Feature builders for \(g(x)\)

The error predictor \(g\) in DEUP can use stationarizing features \(\phi_{z^N}(x)\) beyond raw inputs (Lahlou et al., 2023, Sec. 3.2). Each builder is a scikit-learn TransformerMixin that fits on training data only — the same leakage discipline as OOFErrorCollector (Finding 4).

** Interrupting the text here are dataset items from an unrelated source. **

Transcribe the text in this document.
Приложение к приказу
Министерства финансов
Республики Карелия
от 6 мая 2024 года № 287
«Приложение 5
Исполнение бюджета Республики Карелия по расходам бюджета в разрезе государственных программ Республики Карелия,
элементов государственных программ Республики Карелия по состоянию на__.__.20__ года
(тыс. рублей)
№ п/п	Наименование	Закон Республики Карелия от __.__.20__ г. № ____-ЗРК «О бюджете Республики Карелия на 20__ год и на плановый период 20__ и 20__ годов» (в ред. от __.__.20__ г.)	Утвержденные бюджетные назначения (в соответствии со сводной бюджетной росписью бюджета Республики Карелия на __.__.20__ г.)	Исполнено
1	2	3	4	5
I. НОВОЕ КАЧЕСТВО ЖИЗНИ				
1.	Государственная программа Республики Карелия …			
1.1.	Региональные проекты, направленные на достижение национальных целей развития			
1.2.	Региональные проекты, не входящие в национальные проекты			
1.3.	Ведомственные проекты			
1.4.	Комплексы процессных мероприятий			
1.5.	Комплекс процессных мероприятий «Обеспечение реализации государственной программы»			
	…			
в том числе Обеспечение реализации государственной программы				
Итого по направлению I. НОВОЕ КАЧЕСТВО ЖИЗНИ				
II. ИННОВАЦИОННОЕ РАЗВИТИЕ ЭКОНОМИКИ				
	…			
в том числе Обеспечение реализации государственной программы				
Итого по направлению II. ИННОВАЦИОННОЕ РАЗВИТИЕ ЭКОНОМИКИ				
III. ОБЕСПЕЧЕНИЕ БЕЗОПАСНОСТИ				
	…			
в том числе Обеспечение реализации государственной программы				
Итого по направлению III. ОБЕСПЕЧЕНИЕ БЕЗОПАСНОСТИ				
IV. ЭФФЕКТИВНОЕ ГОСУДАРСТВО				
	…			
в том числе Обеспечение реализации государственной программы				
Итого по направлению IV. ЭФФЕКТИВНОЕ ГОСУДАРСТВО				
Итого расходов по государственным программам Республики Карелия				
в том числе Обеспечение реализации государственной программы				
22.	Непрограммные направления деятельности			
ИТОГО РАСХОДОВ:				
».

See Theory for the mathematical definitions.

Quick example

import numpy as np
from sklearn.ensemble import RandomForestRegressor

from deup.core.features import (
    DensityFeature,
    DistanceToTrain,
    FeaturePipeline,
    RawFeatures,
    SeenBit,
)

pipe = FeaturePipeline([
    ("raw", RawFeatures()),
    ("density", DensityFeature(method="mahalanobis")),
    ("dist", DistanceToTrain(k=5)),
    ("seen", SeenBit(atol=1e-8)),
])

X_train = np.random.default_rng(0).normal(size=(500, 8))
X_test = np.random.default_rng(1).normal(size=(50, 8))

phi_train = pipe.fit_transform(X_train)
phi_test = pipe.transform(X_test)
print(phi_train.shape, phi_test.shape)  # (500, 8+1+1+1), (50, ...)

Builders

Class Output Methods / notes
RawFeatures \(x\) passthrough
DensityFeature \(\log \hat{q}(x)\) column mahalanobis, knn, kde; flow requires [torch]
VarianceFeature \(\log \hat{V}(x)\) column ensemble (bootstrap); gp requires [torch]
DistanceToTrain \(k\)-th NN distance default k=5
SeenBit \(s \in \{0,1\}\) exact / atol duplicate detection
ResidualMagnitude kNN-smoothed \(\|y-f(x)\|\) needs estimator + y at fit

DensityFeature

# Diagonal Gaussian — same formulation as Lee et al. (2018) Mahalanobis OOD score
DensityFeature(method="mahalanobis")

# k-NN distance proxy: log q ≈ -log(d_k + ε)
DensityFeature(method="knn", k=5)

# sklearn KernelDensity
DensityFeature(method="kde", bandwidth=1.0)

Finding 3 (Sanderink, 2026)

Density can be informative null in homogeneous tabular panels. Ablate with FeaturePipeline column importances or drop if \(\Delta\rho < 0.005\).

VarianceFeature (ensemble)

Fits n_estimators bootstrap replicas of a base model and returns \(\log(\mathrm{Var}_j f_j(x) + \varepsilon)\).

VarianceFeature(
    method="ensemble",
    estimator=RandomForestRegressor(n_estimators=50, random_state=0),
    n_estimators=10,
)

ResidualMagnitude

At fit(X, y) stores training residuals \(|y - f(x)|\). At transform(X) returns the mean residual magnitude among \(k\) nearest training neighbors — a local error prior when \(y\) is unavailable at inference.

ResidualMagnitude(
    estimator=RandomForestRegressor(),
    k=5,
).fit(X_train, y_train)

FeaturePipeline

FeaturePipeline horizontally stacks named builders (FeatureUnion-style). Names appear in get_feature_names_out().

from deup.core.features import FeaturePipeline, VarianceFeature, SeenBit

pipe = FeaturePipeline([
    ("var", VarianceFeature(method="ensemble")),
    ("seen", SeenBit()),
])

Torch-dependent methods

DensityFeature(method="flow") and VarianceFeature(method="gp") require pip install "deup[torch]". Without torch, construction raises ImportError with an install hint; the module still imports cleanly on a torch-free install.

v0.1 vs v0.2

v0.1 (this release): feature builders + pipeline are available as primitives. DEUPRegressor still trains \(g\) on raw \(X\) by default.

v0.2 (P6): ErrorEstimator wires FeaturePipeline into the DEUP training loop with target transforms and non-negativity clipping.